Nick is the Director of Data Engineering at Veraset, a data-as-a-service startup focused on understanding the world from a geospatial perspective. Nick has worked in data engineering and analytics roles for over a decade in a variety of industries, from financial services (Two Sigma, Exodus Point) to cyber security (Blue Voyant) and now geospatial analytics. His experience building, scaling, and supporting distributed data systems includes work on multiple cloud providers, on-prem clusters, proprietary distributed systems, and relational databases.
May 28, 2021 11:40 AM PT
As the data-as-a-service ecosystem continues to evolve, data brokers are faced with an unprecedented challenge - demonstrating the value of their data. Successfully crafting and selling a compelling data product relies on a broker’s ability to differentiate their product from the rest of the market. In smaller or static datasets, measures like row count and cardinality can speak volumes. However, when datasets are in the terabytes or petabytes though - differentiation becomes much difficult. On top of that “data quality” is a somewhat ill-defined term and the definition of a “high quality dataset” can change daily or even hourly.

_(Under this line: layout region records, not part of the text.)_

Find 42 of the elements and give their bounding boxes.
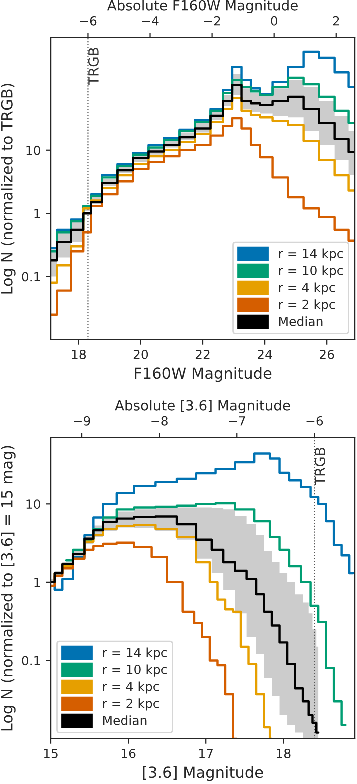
legend-label: Median <box>103 716 147 726</box>
x-tick-label: 15 <box>44 749 58 758</box>
x2-tick-label: −2 <box>204 16 220 26</box>
y-tick-label: 10 <box>26 500 40 510</box>
x2-tick-label: 0 <box>271 16 278 26</box>
y-tick-label: 10 <box>26 146 40 156</box>
x-axis-title: F160W Magnitude <box>135 367 272 382</box>
x-tick-label: 22 <box>196 350 210 360</box>
x2-tick-label: −4 <box>142 16 159 26</box>
x-tick-label: 26 <box>320 350 334 360</box>
legend-label: r = 2 kpc <box>103 698 160 711</box>
legend-label: r = 14 kpc <box>279 248 343 261</box>
legend-label: r = 4 kpc <box>103 682 160 694</box>
y-tick-label: 1 <box>34 209 40 218</box>
x2-tick-label: −8 <box>152 416 168 426</box>
x2-tick-label: −7 <box>229 416 246 426</box>
x-axis-title: [3.6] Magnitude <box>143 766 264 782</box>
x2-tick-label: −9 <box>74 416 90 426</box>
x-tick-label: 20 <box>134 350 148 360</box>
legend-label: r = 2 kpc <box>279 300 336 312</box>
y-axis-title: Log N (normalized to TRGB) <box>1 84 16 294</box>
x-tick-label: 17 <box>200 749 213 758</box>
legend-label: r = 14 kpc <box>103 648 167 660</box>
x2-tick-label: −6 <box>80 16 97 26</box>
x2-axis-title: Absolute [3.6] Magnitude <box>115 400 290 414</box>
legend-label: Median <box>279 316 323 326</box>
y-axis-title: Log N (normalized to [3.6] = 15 mag) <box>1 446 16 731</box>
legend-label: r = 4 kpc <box>279 282 336 295</box>
ref-line-label: TRGB <box>314 448 326 486</box>
x2-axis-title: Absolute F160W Magnitude <box>107 0 298 14</box>
y-tick-label: 0.1 <box>22 272 40 282</box>
legend-label: r = 10 kpc <box>103 664 167 677</box>
x-tick-label: 18 <box>277 748 291 758</box>
y-tick-label: 1 <box>34 578 40 588</box>
x2-tick-label: −6 <box>306 416 324 426</box>
x-tick-label: 24 <box>258 350 272 360</box>
x-tick-label: 16 <box>122 748 136 758</box>
x2-tick-label: 2 <box>333 16 340 26</box>
ref-line-label: TRGB <box>88 48 99 86</box>
x-tick-label: 18 <box>72 350 86 360</box>
y-tick-label: 0.1 <box>22 656 40 666</box>
legend-label: r = 10 kpc <box>279 266 343 278</box>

This breakout session will describe Veraset’s partnership with Databricks, and how we have white labeled Databricks to showcase and accelerate the value of our data. We’ll discuss the challenges that data brokers have faced to date and some of the primitives of our businesses that have guided our direction thus far. We will also actively demo our white label instance and notebook to show how we’ve been able to provide key insights to our customers and reduce the TTFB of data onboarding.